One thing that I've frequently bumped my head into is the following:

My supervisor strongly insists that everything that can be done natively in SharePoint (somehow this includes editing xslt files in Designer) should be done in SharePoint. Even if this results in longer development time (at least when they make me write XSLT) and reduced usability.

Her main arguments for this are:

Better maintainability
Editing the functionality doesn't require programming knowledge
I feel the company is a little biassed and I am unable to get a decent discussion going.

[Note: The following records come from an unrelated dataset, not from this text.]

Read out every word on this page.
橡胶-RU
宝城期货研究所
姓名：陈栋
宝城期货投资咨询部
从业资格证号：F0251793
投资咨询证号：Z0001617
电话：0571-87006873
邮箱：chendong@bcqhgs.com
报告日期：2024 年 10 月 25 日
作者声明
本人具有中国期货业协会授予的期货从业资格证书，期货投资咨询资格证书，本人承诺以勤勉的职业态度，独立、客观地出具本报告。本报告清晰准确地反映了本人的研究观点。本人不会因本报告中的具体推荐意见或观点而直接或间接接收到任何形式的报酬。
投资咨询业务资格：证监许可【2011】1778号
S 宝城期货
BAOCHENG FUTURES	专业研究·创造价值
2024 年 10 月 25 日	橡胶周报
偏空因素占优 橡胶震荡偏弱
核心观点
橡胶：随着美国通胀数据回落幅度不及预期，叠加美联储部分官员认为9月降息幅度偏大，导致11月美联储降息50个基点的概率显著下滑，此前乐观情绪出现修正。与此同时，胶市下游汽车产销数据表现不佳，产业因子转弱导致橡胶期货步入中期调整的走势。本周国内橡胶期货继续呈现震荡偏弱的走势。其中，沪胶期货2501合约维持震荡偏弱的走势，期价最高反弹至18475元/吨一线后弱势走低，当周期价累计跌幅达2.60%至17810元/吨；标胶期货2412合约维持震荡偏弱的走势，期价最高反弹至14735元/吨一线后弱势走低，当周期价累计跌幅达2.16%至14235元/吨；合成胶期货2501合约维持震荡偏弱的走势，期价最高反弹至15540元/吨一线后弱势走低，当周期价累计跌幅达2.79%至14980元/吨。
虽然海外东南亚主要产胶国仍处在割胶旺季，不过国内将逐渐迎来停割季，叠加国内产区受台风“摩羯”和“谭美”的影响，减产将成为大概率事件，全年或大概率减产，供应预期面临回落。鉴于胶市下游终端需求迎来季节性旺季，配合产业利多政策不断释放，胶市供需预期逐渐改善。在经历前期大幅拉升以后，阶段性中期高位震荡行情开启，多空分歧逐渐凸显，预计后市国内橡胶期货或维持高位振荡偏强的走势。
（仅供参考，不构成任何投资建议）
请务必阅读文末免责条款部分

This is why I am looking for other places to get some responses on the subject (and not only on the arguments of my supervisor, but more on the subject in general).

Kind regards

Explanation / Answer

Editing the functionality in SharePoint may not require "programming knowledge", but in my experience most users need to be highly tech savvy to really understand the other ways to edit SharePoint, like SharePoint Designer and Dashboard Designer. I think if you can put functionality natively in SharePoint (like BCS), then that gives you CRUD screens for your existing data, workflow support, and more. With 2010 this is a real timesaver once everything is set up correctly, which can take months.

The incentive at a SharePoint consulting company is to bill as many hours as possible to increase profits. You get more billable hours by clients requesting work. Clients will request more work from a SharePoint company if most of their functionality is tied to SharePoint. SharePoint makes things easy for users with the tradeoff that development takes longer (yay! more billable hours for the company!). There is a happy medium to be met and the value of such work varies greatly from situation to situation, so the company not sitting down and having an honest discussion and blindly saying "put it in SharePoint!", is a red flag that it's less about the customer and more about the bottom line.